In una “bella domenica mattina” del giugno 1844, una carrozza con a bordo una numerosa famiglia inglese con tanto di camerieri al seguito intraprende un viaggio in Italia, all'epoca tappa obbligata per qualsiasi amante della cultura degno di questo nome. A guidare la carovana è Charles Dickens, allora appena trentaduenne ma già celebre per opere come Oliver Twist o Nicholas Nickleby, pubblicate a puntate sulle maggiori riviste dell'epoca. Lo scrittore è in un momento delicato della sua carriera, il suo ultimo romanzo, Martin Chuzzlevit non ha avuto il successo previsto e sul suo diario americano edito due anni prima sono piovute una marea di critiche, a causa del suo severo giudizio sulle istituzioni statunitensi. Inoltre ha bisogno di soldi per sostenere il proprio tenore di vita, tanto più ora che il clan Dickens conta di quattro figli, e per far fronte alle continue richieste di denaro del padre, già in carcere per debiti. L'avventura italiana è dunque un modo per tirare il fiato e provare a rigenerarsi intellettualmente, ma anche un'occasione per continuare a scrivere, come dimostra il quaderno di viaggio tenuto dall'autore destinato a diventare le Italian Pictures. Un libro che, come egli afferma nella presentazione nono vuole essere un compendio di storia italiana, né un commento sul governo – la lezione americana è ancora troppo fresca – e neanche uno studio delle opere d'arte perché «non c'è probabilmente un quadro famoso o una statua in tutta Italia che non potrebbe tranquillamente essere sepolta sotto una montagna di carta stampata dedicata a dissertazioni su di essa».

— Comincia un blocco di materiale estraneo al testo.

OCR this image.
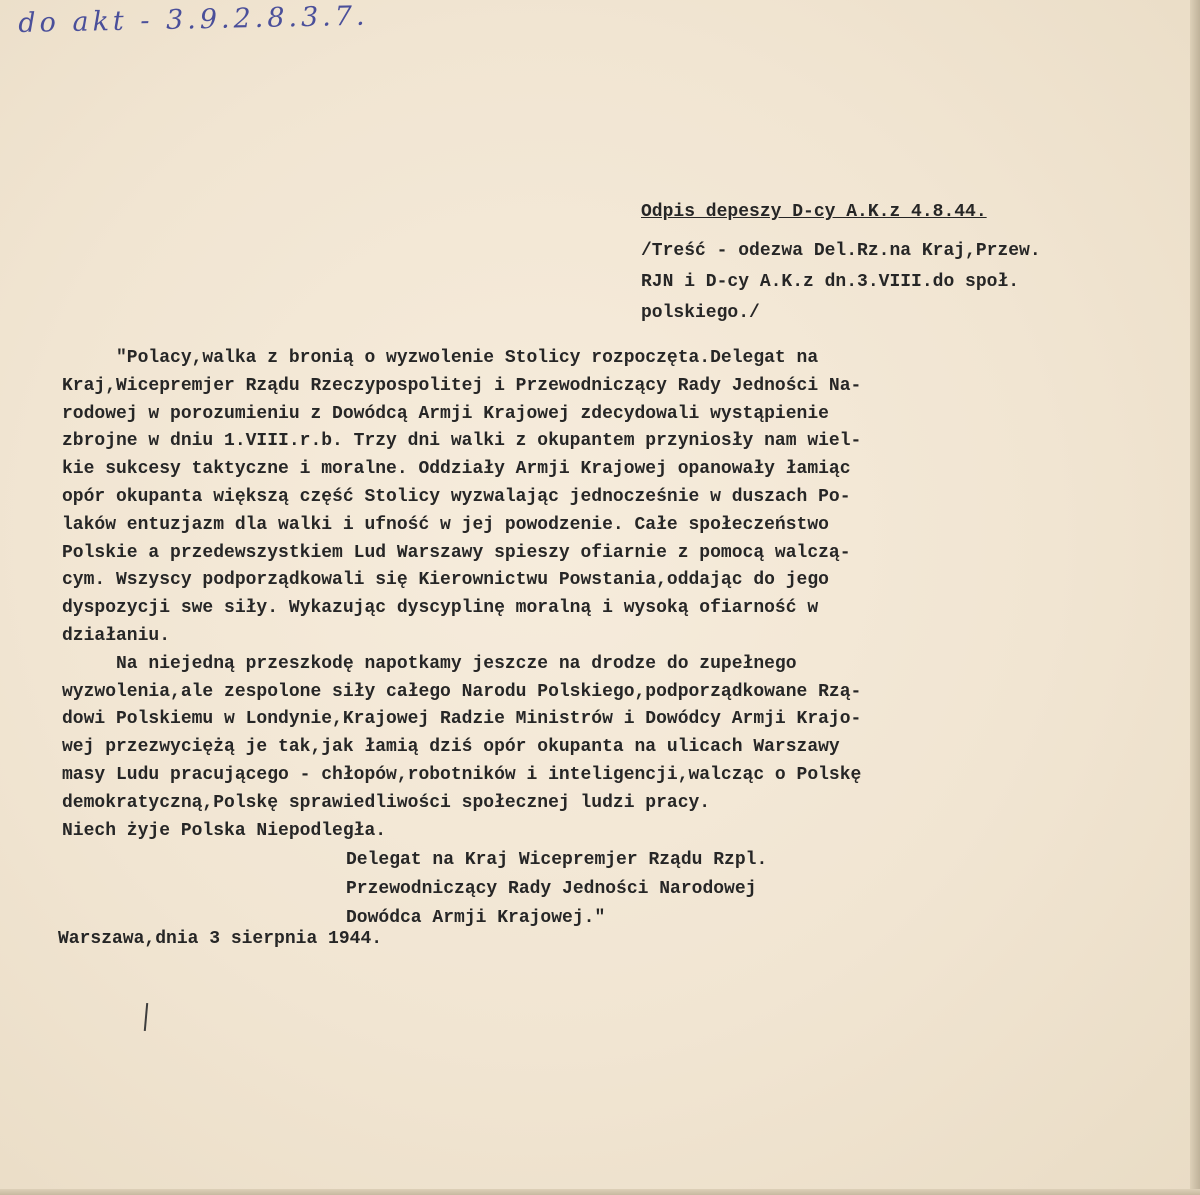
do akt - 3.9.2.8.3.7.
Odpis depeszy D-cy A.K.z 4.8.44.
/Treść - odezwa Del.Rz.na Kraj,Przew.
RJN i D-cy A.K.z dn.3.VIII.do społ.
polskiego./
"Polacy,walka z bronią o wyzwolenie Stolicy rozpoczęta.Delegat na
Kraj,Wicepremjer Rządu Rzeczypospolitej i Przewodniczący Rady Jedności Na-
rodowej w porozumieniu z Dowódcą Armji Krajowej zdecydowali wystąpienie
zbrojne w dniu 1.VIII.r.b. Trzy dni walki z okupantem przyniosły nam wiel-
kie sukcesy taktyczne i moralne. Oddziały Armji Krajowej opanowały łamiąc
opór okupanta większą część Stolicy wyzwalając jednocześnie w duszach Po-
laków entuzjazm dla walki i ufność w jej powodzenie. Całe społeczeństwo
Polskie a przedewszystkiem Lud Warszawy spieszy ofiarnie z pomocą walczą-
cym. Wszyscy podporządkowali się Kierownictwu Powstania,oddając do jego
dyspozycji swe siły. Wykazując dyscyplinę moralną i wysoką ofiarność w
działaniu.
Na niejedną przeszkodę napotkamy jeszcze na drodze do zupełnego
wyzwolenia,ale zespolone siły całego Narodu Polskiego,podporządkowane Rzą-
dowi Polskiemu w Londynie,Krajowej Radzie Ministrów i Dowódcy Armji Krajo-
wej przezwyciężą je tak,jak łamią dziś opór okupanta na ulicach Warszawy
masy Ludu pracującego - chłopów,robotników i inteligencji,walcząc o Polskę
demokratyczną,Polskę sprawiedliwości społecznej ludzi pracy.
Niech żyje Polska Niepodległa.
Delegat na Kraj Wicepremjer Rządu Rzpl.
Przewodniczący Rady Jedności Narodowej
Dowódca Armji Krajowej."
Warszawa,dnia 3 sierpnia 1944.
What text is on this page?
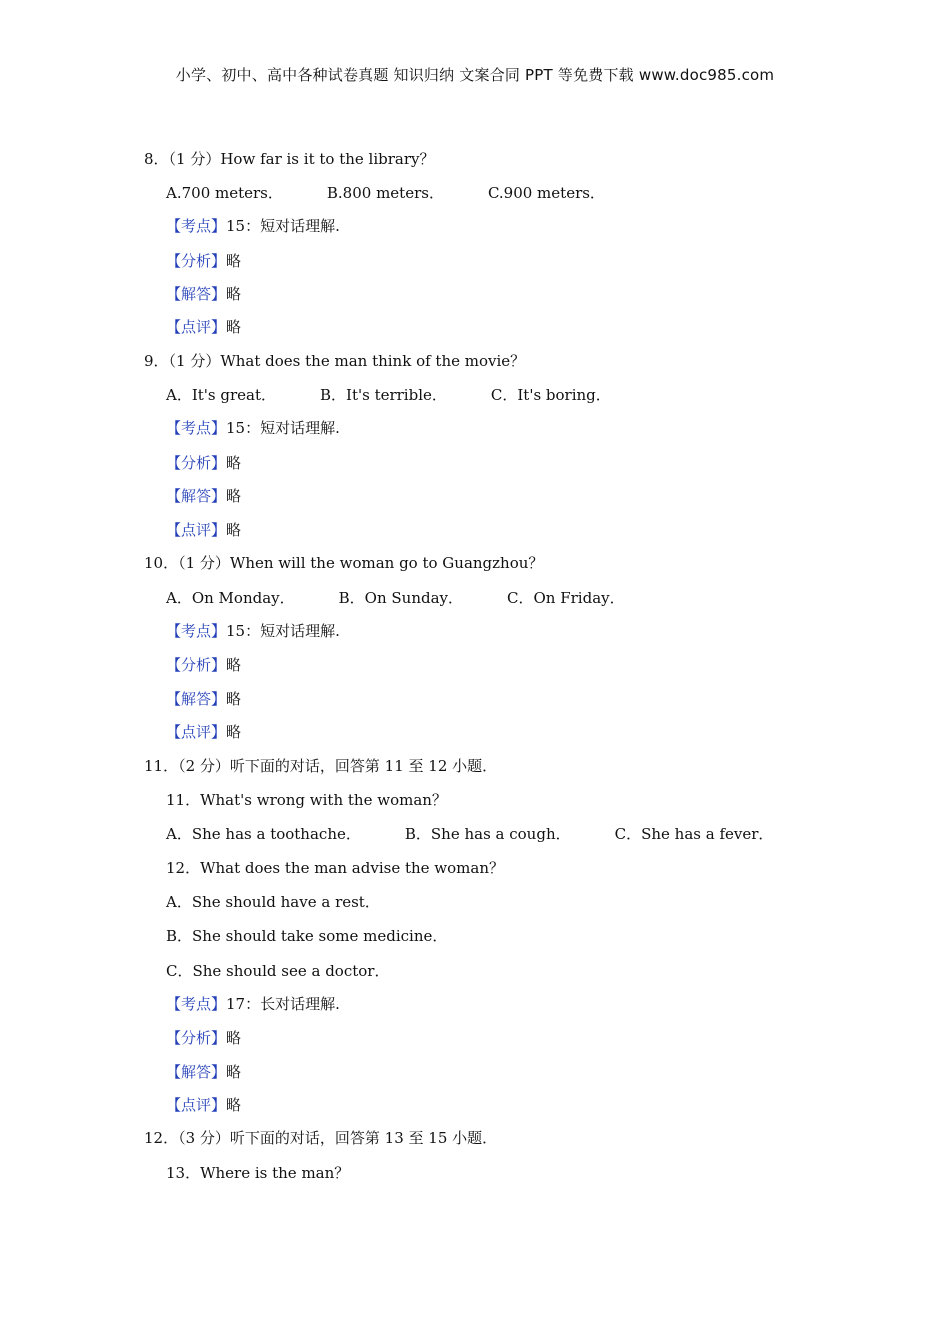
小学、初中、高中各种试卷真题 知识归纳 文案合同 PPT 等免费下载 www.doc985.com
8．（1 分）How far is it to the library？
A.700 meters．	B.800 meters．	C.900 meters．
【考点】15：短对话理解.
【分析】略
【解答】略
【点评】略
9．（1 分）What does the man think of the movie？
A．It's great．	B．It's terrible．	C．It's boring．
【考点】15：短对话理解.
【分析】略
【解答】略
【点评】略
10．（1 分）When will the woman go to Guangzhou？
A．On Monday．	B．On Sunday．	C．On Friday．
【考点】15：短对话理解.
【分析】略
【解答】略
【点评】略
11．（2 分）听下面的对话，回答第 11 至 12 小题．
11．What's wrong with the woman？
A．She has a toothache．	B．She has a cough．	C．She has a fever．
12．What does the man advise the woman？
A．She should have a rest．
B．She should take some medicine．
C．She should see a doctor．
【考点】17：长对话理解.
【分析】略
【解答】略
【点评】略
12．（3 分）听下面的对话，回答第 13 至 15 小题．
13．Where is the man？
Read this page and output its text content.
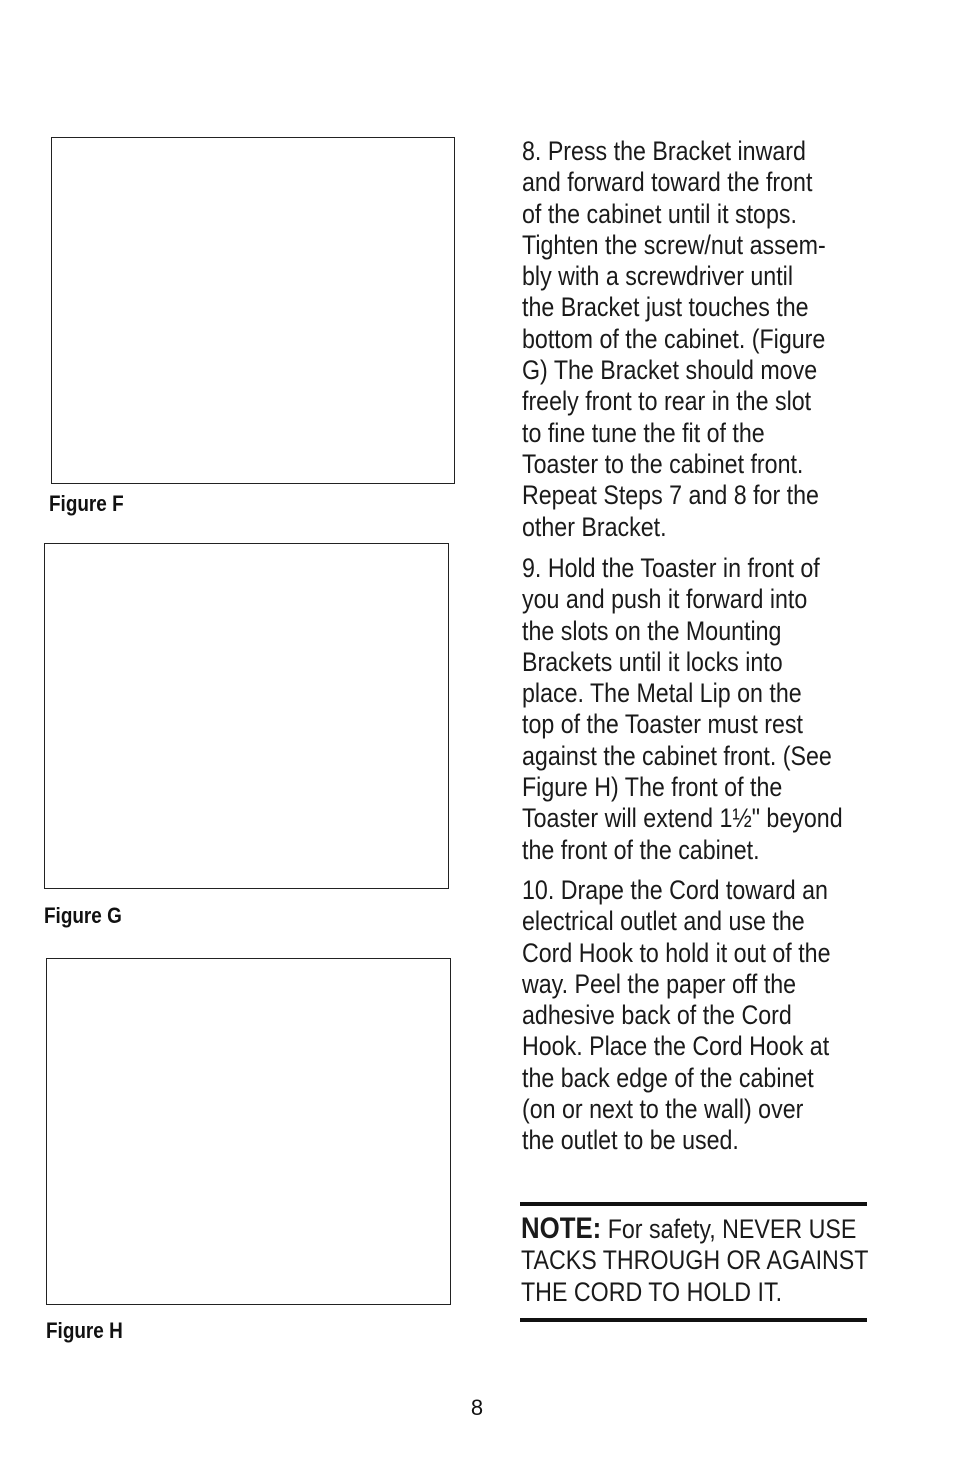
Figure F
Figure G
Figure H

8. Press the Bracket inward
and forward toward the front
of the cabinet until it stops.
Tighten the screw/nut assem-
bly with a screwdriver until
the Bracket just touches the
bottom of the cabinet. (Figure
G) The Bracket should move
freely front to rear in the slot
to fine tune the fit of the
Toaster to the cabinet front.
Repeat Steps 7 and 8 for the
other Bracket.

9. Hold the Toaster in front of
you and push it forward into
the slots on the Mounting
Brackets until it locks into
place. The Metal Lip on the
top of the Toaster must rest
against the cabinet front. (See
Figure H) The front of the
Toaster will extend 1½" beyond
the front of the cabinet.

10. Drape the Cord toward an
electrical outlet and use the
Cord Hook to hold it out of the
way. Peel the paper off the
adhesive back of the Cord
Hook. Place the Cord Hook at
the back edge of the cabinet
(on or next to the wall) over
the outlet to be used.

NOTE: For safety, NEVER USE
TACKS THROUGH OR AGAINST
THE CORD TO HOLD IT.
8
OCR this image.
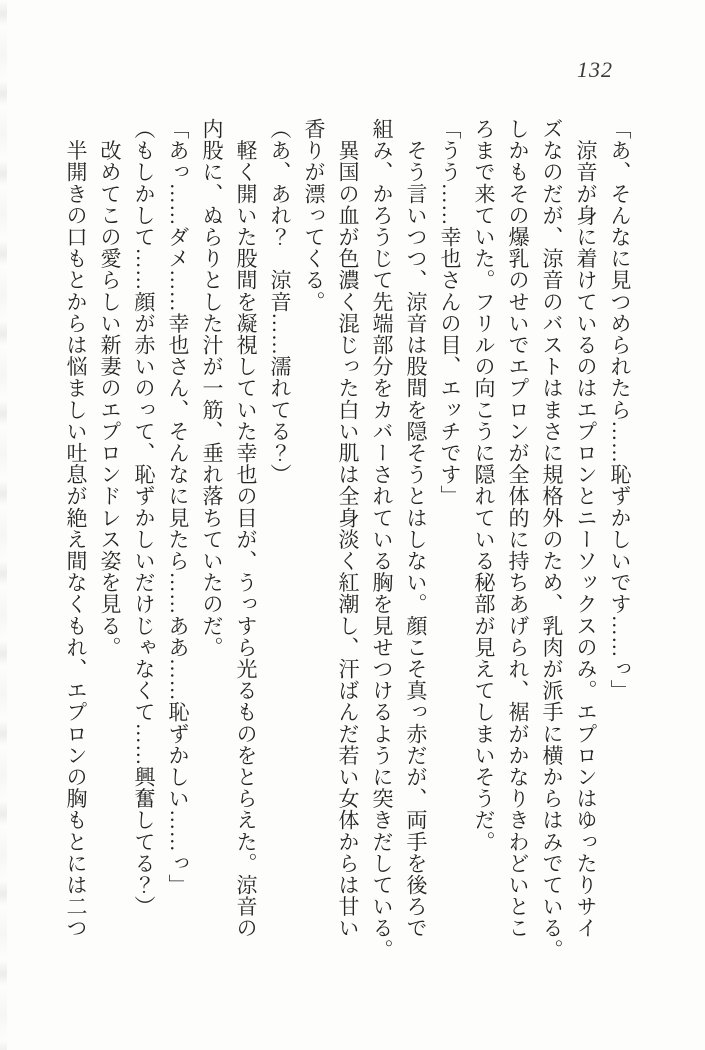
132
「あ、そんなに見つめられたら……恥ずかしいです……っ」
　涼音が身に着けているのはエプロンとニーソックスのみ。エプロンはゆったりサイ
ズなのだが、涼音のバストはまさに規格外のため、乳肉が派手に横からはみでている。
しかもその爆乳のせいでエプロンが全体的に持ちあげられ、裾がかなりきわどいとこ
ろまで来ていた。フリルの向こうに隠れている秘部が見えてしまいそうだ。
「うう……幸也さんの目、エッチです」
　そう言いつつ、涼音は股間を隠そうとはしない。顔こそ真っ赤だが、両手を後ろで
組み、かろうじて先端部分をカバーされている胸を見せつけるように突きだしている。
　異国の血が色濃く混じった白い肌は全身淡く紅潮し、汗ばんだ若い女体からは甘い
香りが漂ってくる。
（あ、あれ？　涼音……濡れてる？）
　軽く開いた股間を凝視していた幸也の目が、うっすら光るものをとらえた。涼音の
内股に、ぬらりとした汁が一筋、垂れ落ちていたのだ。
「あっ……ダメ……幸也さん、そんなに見たら……ああ……恥ずかしい……っ」
（もしかして……顔が赤いのって、恥ずかしいだけじゃなくて……興奮してる？）
　改めてこの愛らしい新妻のエプロンドレス姿を見る。
　半開きの口もとからは悩ましい吐息が絶え間なくもれ、エプロンの胸もとには二つ
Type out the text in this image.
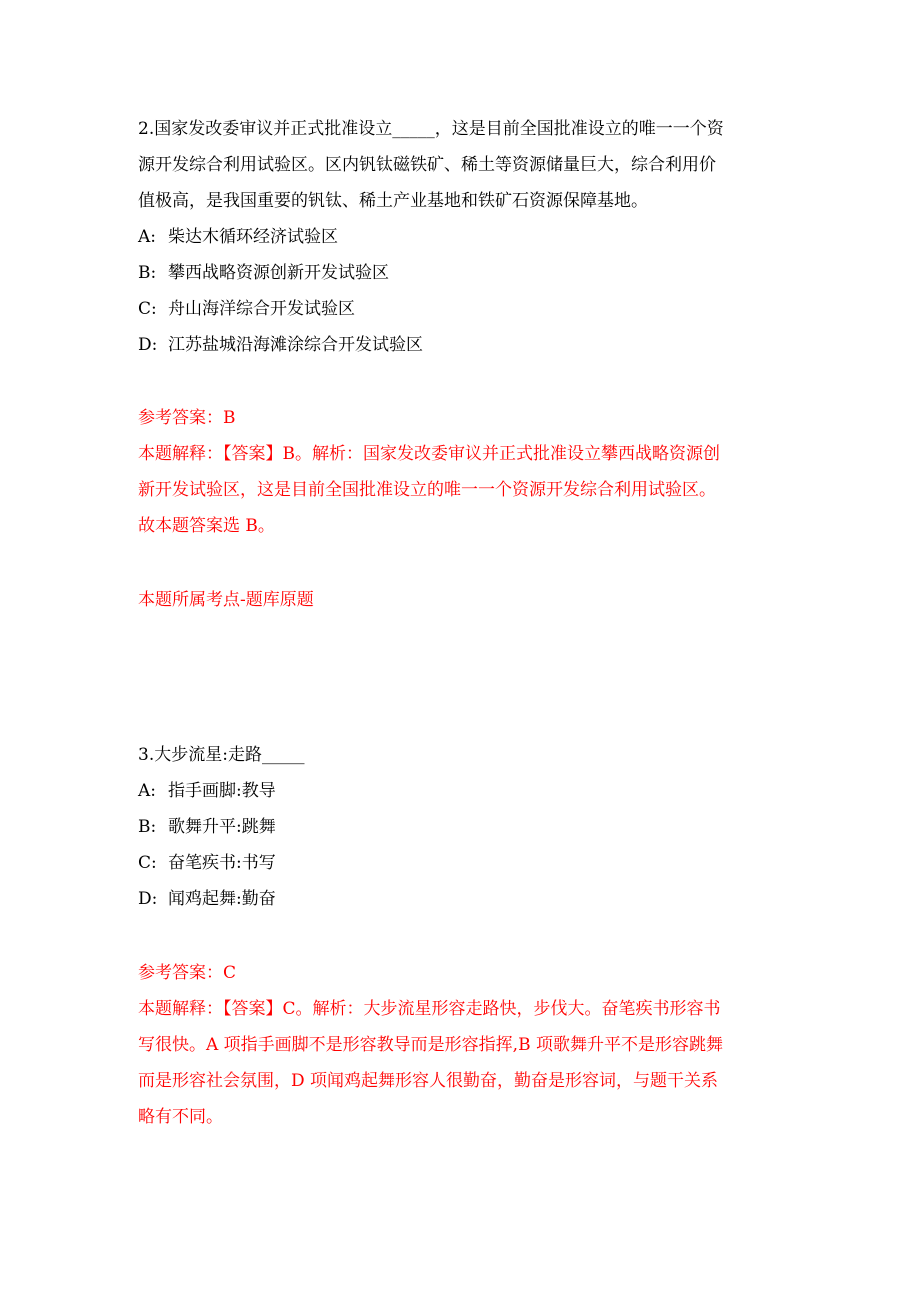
2.国家发改委审议并正式批准设立_____，这是目前全国批准设立的唯一一个资
源开发综合利用试验区。区内钒钛磁铁矿、稀土等资源储量巨大，综合利用价
值极高，是我国重要的钒钛、稀土产业基地和铁矿石资源保障基地。
A: 柴达木循环经济试验区
B: 攀西战略资源创新开发试验区
C: 舟山海洋综合开发试验区
D: 江苏盐城沿海滩涂综合开发试验区
参考答案：B
本题解释：【答案】B。解析：国家发改委审议并正式批准设立攀西战略资源创
新开发试验区，这是目前全国批准设立的唯一一个资源开发综合利用试验区。
故本题答案选 B。
本题所属考点-题库原题
3.大步流星:走路_____
A: 指手画脚:教导
B: 歌舞升平:跳舞
C: 奋笔疾书:书写
D: 闻鸡起舞:勤奋
参考答案：C
本题解释：【答案】C。解析：大步流星形容走路快，步伐大。奋笔疾书形容书
写很快。A 项指手画脚不是形容教导而是形容指挥,B 项歌舞升平不是形容跳舞
而是形容社会氛围，D 项闻鸡起舞形容人很勤奋，勤奋是形容词，与题干关系
略有不同。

Cosa sono dunque queste “impressioni” italiane? È ancora Dickens a parlare definendole «una serie di vaghe immagini – mere ombre sull'acqua» dei luoghi incontrati nel suo lungo itinerario che parte da Genova e si snoda attraverso le località più note e pittoresche del nostro Paese, Venezia, Milano, le Alpi Apuane, Bologna, le Cinque Terre, Firenze, Roma, per giungere a Napoli e Pompei, tappa conclusiva del viaggio. In realtà, secondo i piani iniziali il cammino avrebbe dovuto proseguire fino alla Sicilia, dove lo scrittore desidera ardentemente di vedere l'Etna, ma le impressioni negative che gli suscita la città campana e in generale tutto il Sud Italia sono così predominanti da spingerlo a tornare repentinamente verso la madrepatria. E questo cambio di programma dà la cifra dell'esperienza italiana dello scrittore inglese, dominata da un sentimento di ostilità e insofferenza che spesso gli impedisce di godere della bellezza che lo circonda mentre gli fa prontamente registrare la traccia di degrado o il particolare fuori posto.

Prendiamo per esempio Venezia, dalle «abitazioni decadute dove la mobilia, tra il maestoso e il grottesco, se ne andava in rovina» e in cui «si oltrepassavano usci spalancati, malandati e infradiciati dalla lunga immersione nell'umidità». Oppure la spettrale Ferrara «più solitaria, più spopolata, più deserta, di qualsiasi città della grande confraternita […]; e le persone che passano e ripassano nei luoghi pubblici, sono così poche, che la carne dei suoi abitanti potrebbe davvero essere erba e crescere nelle piazze». Roma invece si rivela ai suoi occhi una delusione immensa, una città come qualunque altra, addirittura paragonata a Londra: non lo colpisce San Pietro, nelle collezioni del Vaticano trova che ci siano capolavori ma anche «una considerevole quantità di robaccia», non sopporta la maggior parte dell'arte barocca, a parte Bernini ovviamente, trova da ridire sul tempo che immaginava sempre soleggiato anche in febbraio – mese in cui vi soggiorna; lo consolano le rovine antiche e certi scorci malinconici, eredità di quel clima romantico che lo scrittore ha respirato in Inghilterra fin dall'infanzia.

Ma allora alla luce di queste impressioni, chi è veramente Charles Dickens? L'acuto, ironico e appassionato narratore della società o l'inguaribile brontolone, maestro nel notare il lato avverso di ogni cosa? Probabilmente tutt'e due le cose; è un viaggiatore attento che non vuole cadere nella trappola del facile entusiasmo e che tuttavia esagera nell'effetto opposto; è un ammiratore del nostro passato e della nostra cultura che però mal sopporta se la sua immagine mentale non corrisponde a quella reale. A noi comunque non resta che gustare le pagine di grande letteratura che anche questo diario di viaggio in molti passi riesce a offrirci.